Kenneth Chesebro, who served as a campaign legal adviser for former President Donald Trump, has accepted an offer to plead guilty as jury selection was under way in connection with the Fulton County, Georgia, election interference case.
Chesebro was charged along with Trump and more than a dozen co-defendants for attempting to delay the transfer of power after the 2020 election, and agreed on Friday to plead guilty to one felony count of conspiracy to commit filing false documents, reports The Atlanta Journal-Constitution.
He had originally faced seven felony counts in the case.
Chesebro's plea means he will serve five years probation, pay $5,000 in restitution to the state, and serve 100 hours of community service. He was also ordered to write a letter of apology to the citizens of Georgia and to testify truthfully as the other cases move along.
His plea comes one day after attorney Sidney Powell pleaded guilty to six misdemeanor charges in connection with an election data breach in Coffee County, and after Atlanta bail bondsman Scott Hall reached a plea deal in the same incident.
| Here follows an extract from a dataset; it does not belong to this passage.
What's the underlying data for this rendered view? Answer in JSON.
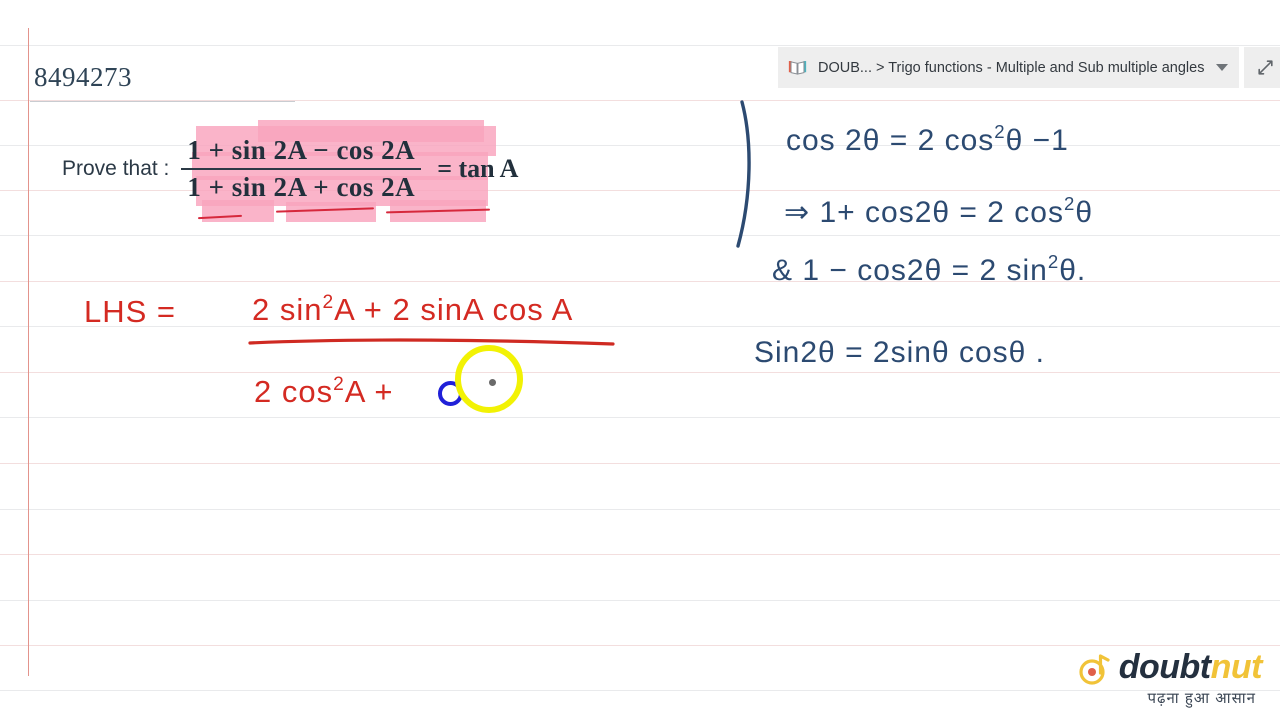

Chesebro and Powell both sought speedy trials, with Chesebro described by the prosecution in the case as playing a major role in a plan for Republican electors being organized in support of Trump.
He had drafted memos suggesting the General Assembly or Congress could declare Trump as having won the 2020 election in Georgia, using voting fraud as a reason.
Before the deal, Chesebro was unsuccessful in a bid to have the memos excluded as trial evidence. He and Powell were to have been tried in the same proceedings.
Fulton County prosecutors have charged three GOP electors that Trump's campaign organized in Georgia, along with Trump, Chesebro, Powell, Hall, attorneys John Eastman and Rudy Giuliani, and several others allegedly involved in the plans.